Mortelle dans 20 à 90% des cas, l’épidémie Ebola impose la plus haute vigilance en Afrique de l’Ouest. Mais face à la méconnaissance du virus, une partie de la population préfère nier son existence. Pendant que d’autres, guidés par la peur, misent sur d’hypothétiques traitements.

« L’ampleur et la durée de la flambée de maladie à virus Ebola et le taux de létalité qui lui est associé ont engendré un niveau élevé de peur et d’anxiété dans l’opinion publique», notent les experts de l’Organisation mondiale de la Santé (OMS). Beaucoup ont perdu au moins l’un de leurs proches, et la population locale est chaque jour confrontée à cette épidémie hors de contrôle.

« Souvent la peur est plus forte que la science, les émotions plus fortes que la raison », a partagé Gregory Härtl, chargé de communication de l’OMS sur son compte Twitter.

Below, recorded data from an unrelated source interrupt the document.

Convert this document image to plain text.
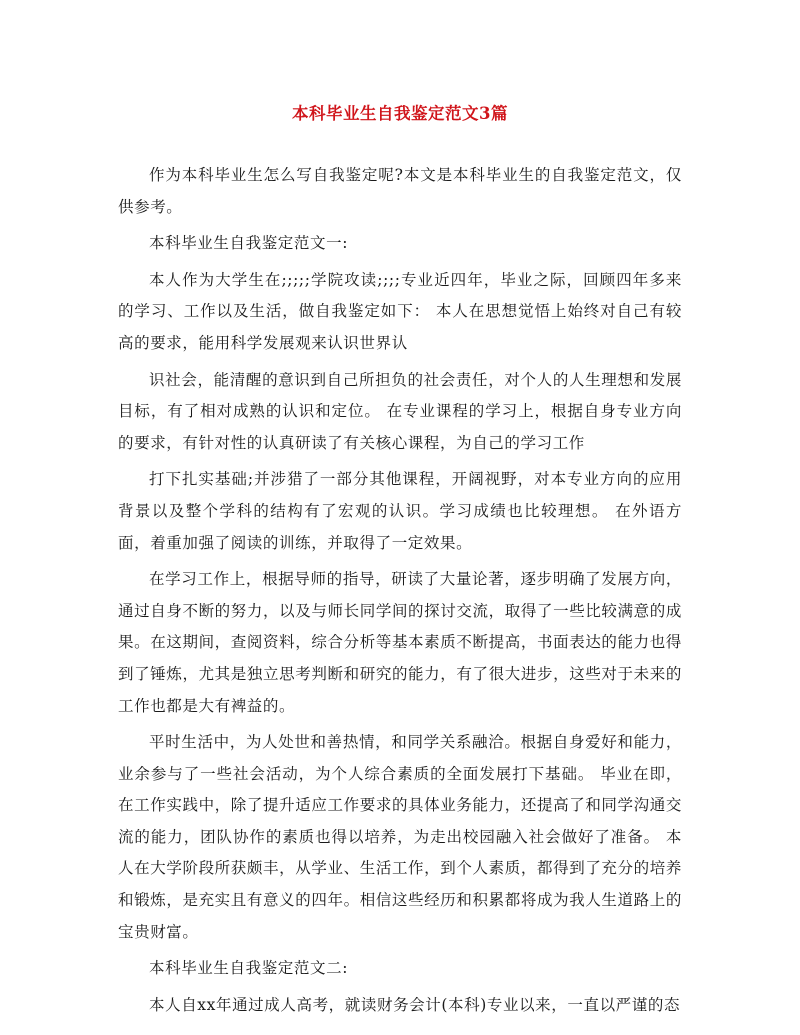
本科毕业生自我鉴定范文3篇

作为本科毕业生怎么写自我鉴定呢?本文是本科毕业生的自我鉴定范文，仅供参考。

本科毕业生自我鉴定范文一:

本人作为大学生在;;;;;学院攻读;;;;专业近四年，毕业之际，回顾四年多来的学习、工作以及生活，做自我鉴定如下： 本人在思想觉悟上始终对自己有较高的要求，能用科学发展观来认识世界认

识社会，能清醒的意识到自己所担负的社会责任，对个人的人生理想和发展目标，有了相对成熟的认识和定位。 在专业课程的学习上，根据自身专业方向的要求，有针对性的认真研读了有关核心课程，为自己的学习工作

打下扎实基础;并涉猎了一部分其他课程，开阔视野，对本专业方向的应用背景以及整个学科的结构有了宏观的认识。学习成绩也比较理想。 在外语方面，着重加强了阅读的训练，并取得了一定效果。

在学习工作上，根据导师的指导，研读了大量论著，逐步明确了发展方向，通过自身不断的努力，以及与师长同学间的探讨交流，取得了一些比较满意的成果。在这期间，查阅资料，综合分析等基本素质不断提高，书面表达的能力也得到了锤炼，尤其是独立思考判断和研究的能力，有了很大进步，这些对于未来的工作也都是大有裨益的。

平时生活中，为人处世和善热情，和同学关系融洽。根据自身爱好和能力，业余参与了一些社会活动，为个人综合素质的全面发展打下基础。 毕业在即，在工作实践中，除了提升适应工作要求的具体业务能力，还提高了和同学沟通交流的能力，团队协作的素质也得以培养，为走出校园融入社会做好了准备。 本人在大学阶段所获颇丰，从学业、生活工作，到个人素质，都得到了充分的培养和锻炼，是充实且有意义的四年。相信这些经历和积累都将成为我人生道路上的宝贵财富。

本科毕业生自我鉴定范文二:

本人自xx年通过成人高考，就读财务会计(本科)专业以来，一直以严谨的态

Preuve en est, le 17 août à Monrovia (capitale du Liberia), un centre d’isolement a été pillé par des hommes armés, clamant que le virus n’existait pas sur le sol africain. Ils ont ainsi provoqué la fuite de 17 des 29 malades hospitalisés et dérobé du matériel médical.

Des réactions opposées

D’autres choisissent le repli plutôt que la violence. « Comme il n’existe aucun traitement contre Ebola, beaucoup de victimes potentielles préfèrent rester chez elles pour y mourir, et refusent toute prise en charge médicale », continue l’OMS. Les membres de certaines familles en viennent même à refuser l’hospitalisation de leurs proches, pourtant testés positifs au virus Ebola. Raison pour laquelle « le nombre de cas affectés par Ebola est sûrement sous-estimé ».

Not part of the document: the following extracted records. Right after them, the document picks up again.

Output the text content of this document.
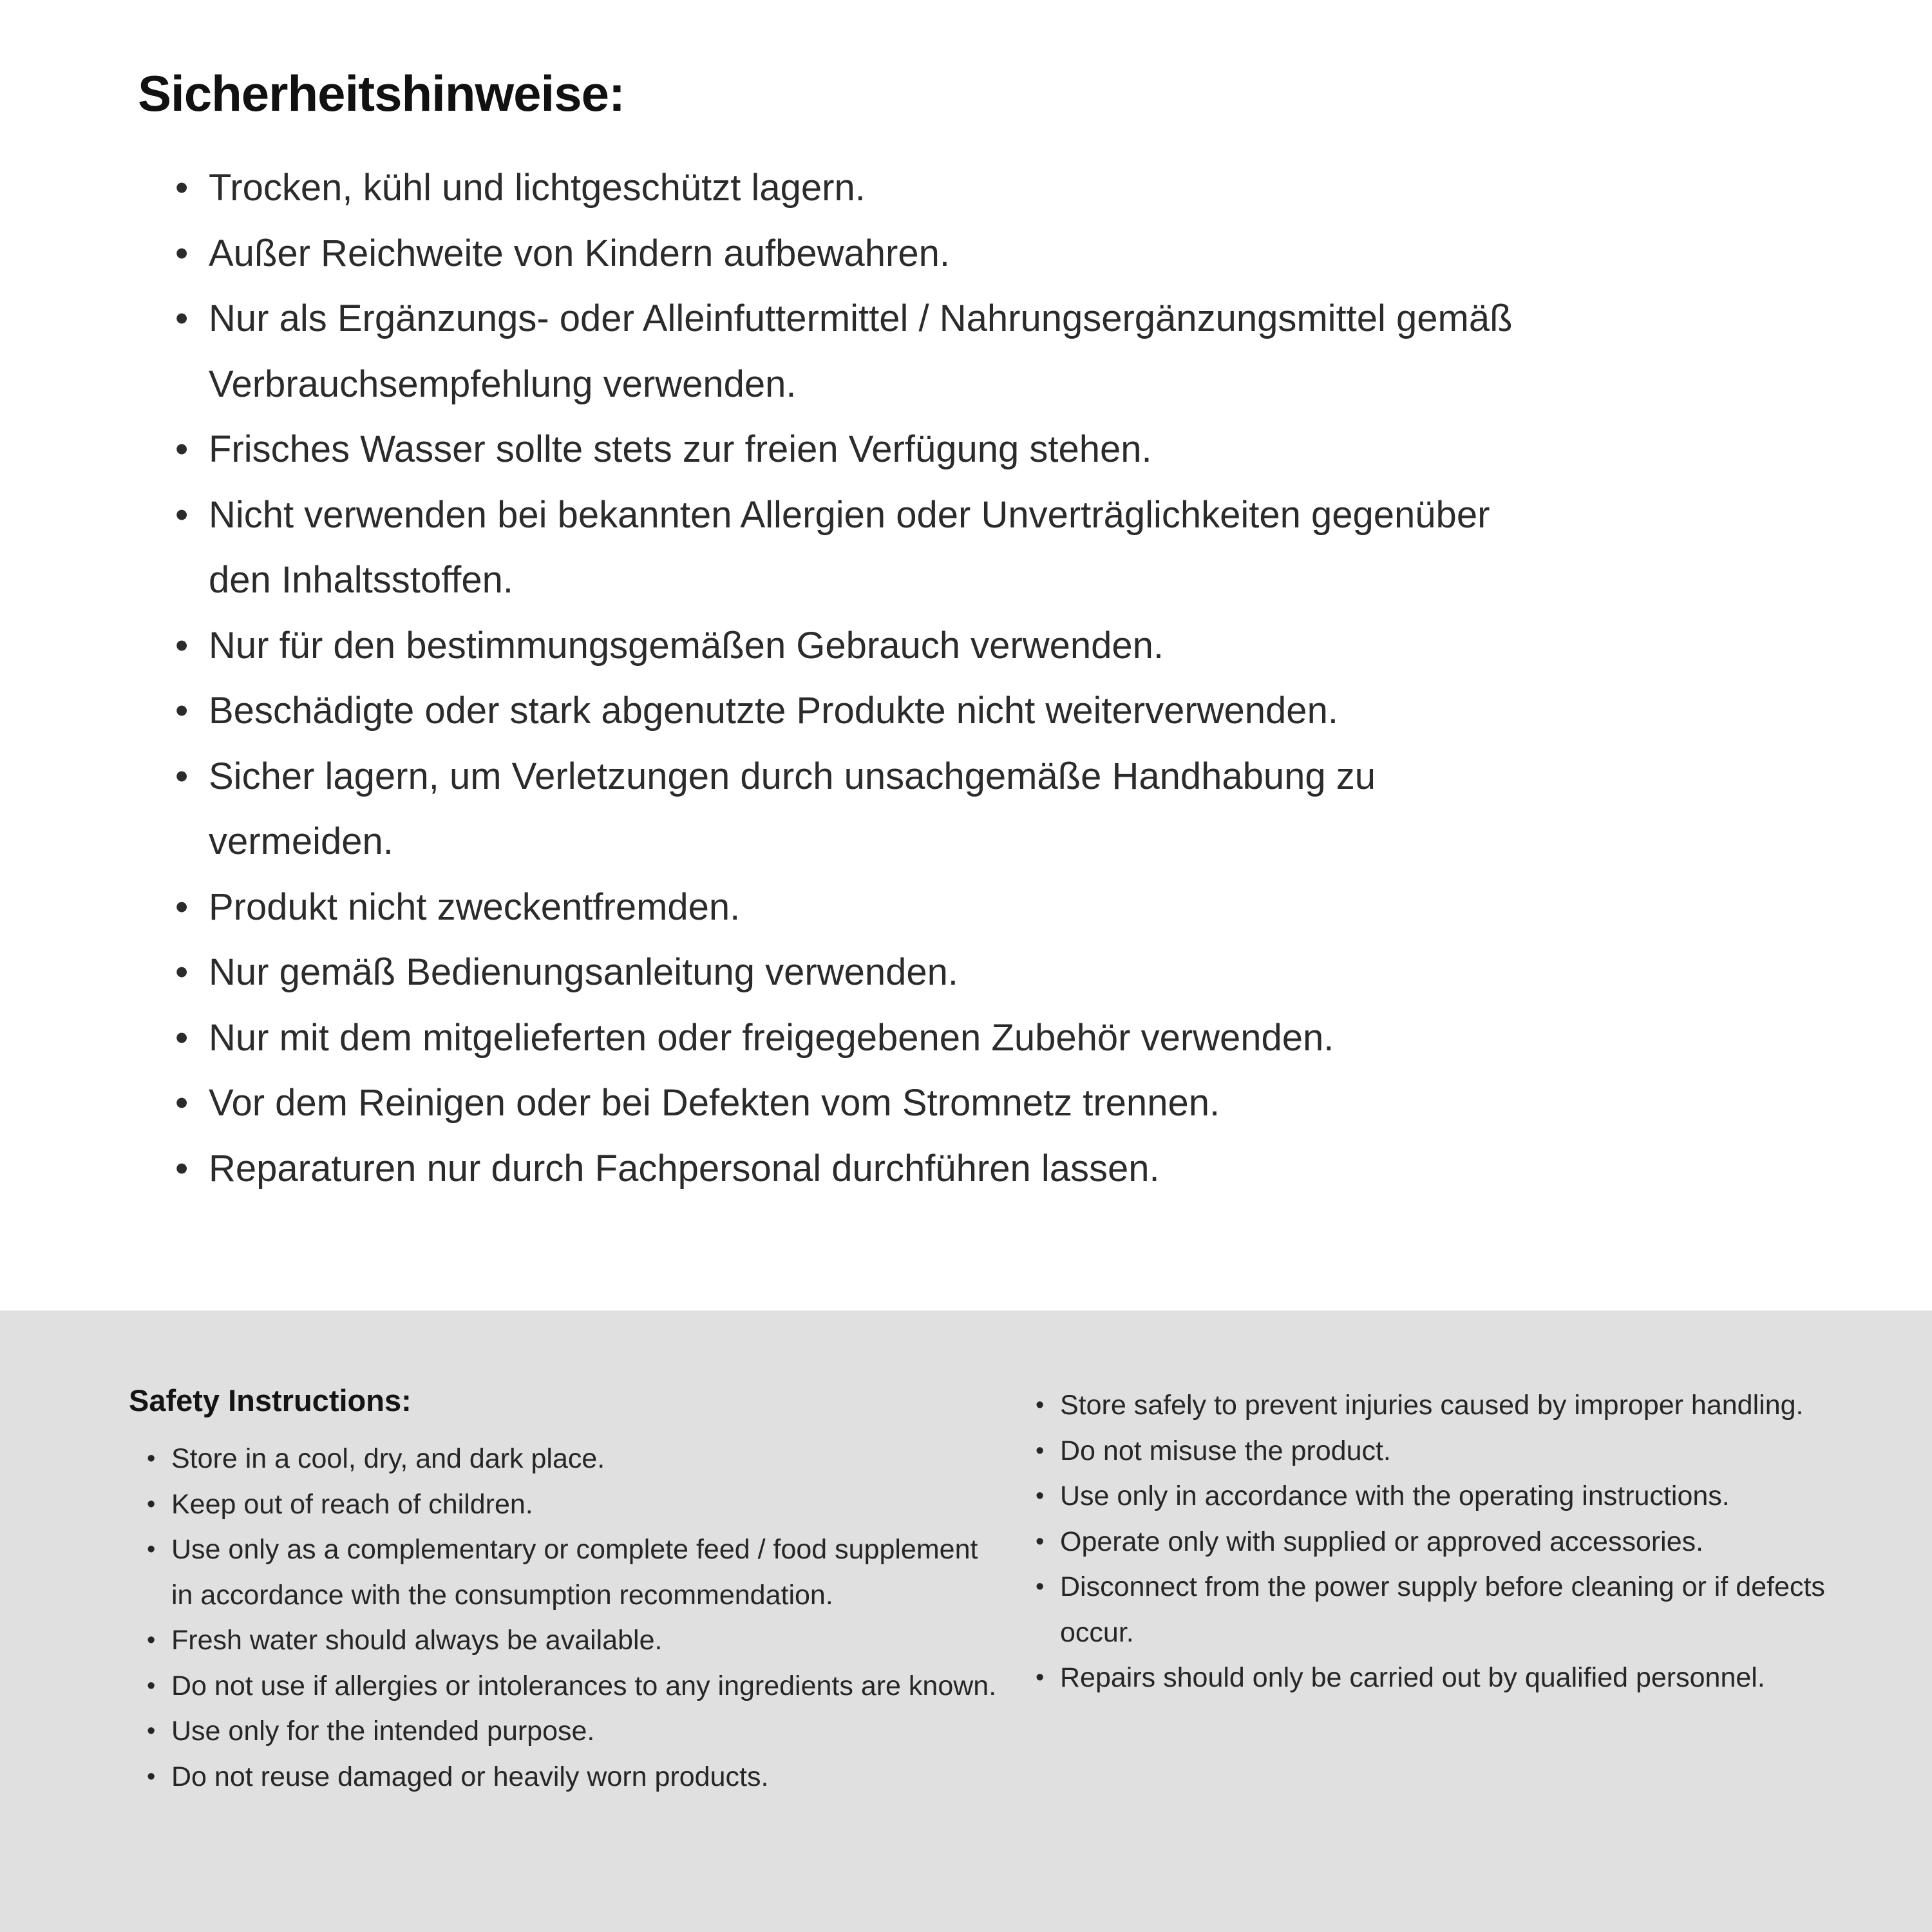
Sicherheitshinweise:
• Trocken, kühl und lichtgeschützt lagern.
• Außer Reichweite von Kindern aufbewahren.
• Nur als Ergänzungs- oder Alleinfuttermittel / Nahrungsergänzungsmittel gemäß Verbrauchsempfehlung verwenden.
• Frisches Wasser sollte stets zur freien Verfügung stehen.
• Nicht verwenden bei bekannten Allergien oder Unverträglichkeiten gegenüber den Inhaltsstoffen.
• Nur für den bestimmungsgemäßen Gebrauch verwenden.
• Beschädigte oder stark abgenutzte Produkte nicht weiterverwenden.
• Sicher lagern, um Verletzungen durch unsachgemäße Handhabung zu vermeiden.
• Produkt nicht zweckentfremden.
• Nur gemäß Bedienungsanleitung verwenden.
• Nur mit dem mitgelieferten oder freigegebenen Zubehör verwenden.
• Vor dem Reinigen oder bei Defekten vom Stromnetz trennen.
• Reparaturen nur durch Fachpersonal durchführen lassen.
Safety Instructions:
• Store in a cool, dry, and dark place.
• Keep out of reach of children.
• Use only as a complementary or complete feed / food supplement in accordance with the consumption recommendation.
• Fresh water should always be available.
• Do not use if allergies or intolerances to any ingredients are known.
• Use only for the intended purpose.
• Do not reuse damaged or heavily worn products.
• Store safely to prevent injuries caused by improper handling.
• Do not misuse the product.
• Use only in accordance with the operating instructions.
• Operate only with supplied or approved accessories.
• Disconnect from the power supply before cleaning or if defects occur.
• Repairs should only be carried out by qualified personnel.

Et cela sans compter la disparition de malades dans la nature. Par peur d’être infectés, certains rejettent des membres de leur propre foyer, au simple motif qu’ils ont côtoyé des malades. Or, comme le rappelle l’OMS, « le virus Ebola est extrêmement contagieux mais seulement dans des conditions très particulières, à savoir un contact étroit avec les liquides biologiques (sang, sueurs…) d’une personne ou d’une dépouille mortelle infectée. En dehors de ces possibilités très particulières d’exposition au virus, le grand public n’est pas exposé à un risque élevé d’infection ».

Une tradition trop ancrée ?

Et pourtant, dans les zones rurales notamment, beaucoup restent hermétiques aux messages sanitaires. Ainsi des familles continuent-elles d’enterrer leurs proches victimes de l’épidémie, selon les rites traditionnels,sans aucune mesure d’hygiène.

Par ailleurs, la peur de la mort pousse certains patients à croire en de faux remèdes. Au Nigéria, au moins deux personnes sont décédées après avoir absorbé de l’eau salée, dont la rumeur prétendait qu’elle pourrait les protéger. Pourtant, « il n’existe aucune preuve que ce mélange aide à apaiser quelques symptômes de la maladie », avait confirmé l’OMS.

Rappelons que face à la virulence d’Ebola, « une prise en charge précoce reste l’une des mesures les plus efficaces » ne cessent de marteler les autorités.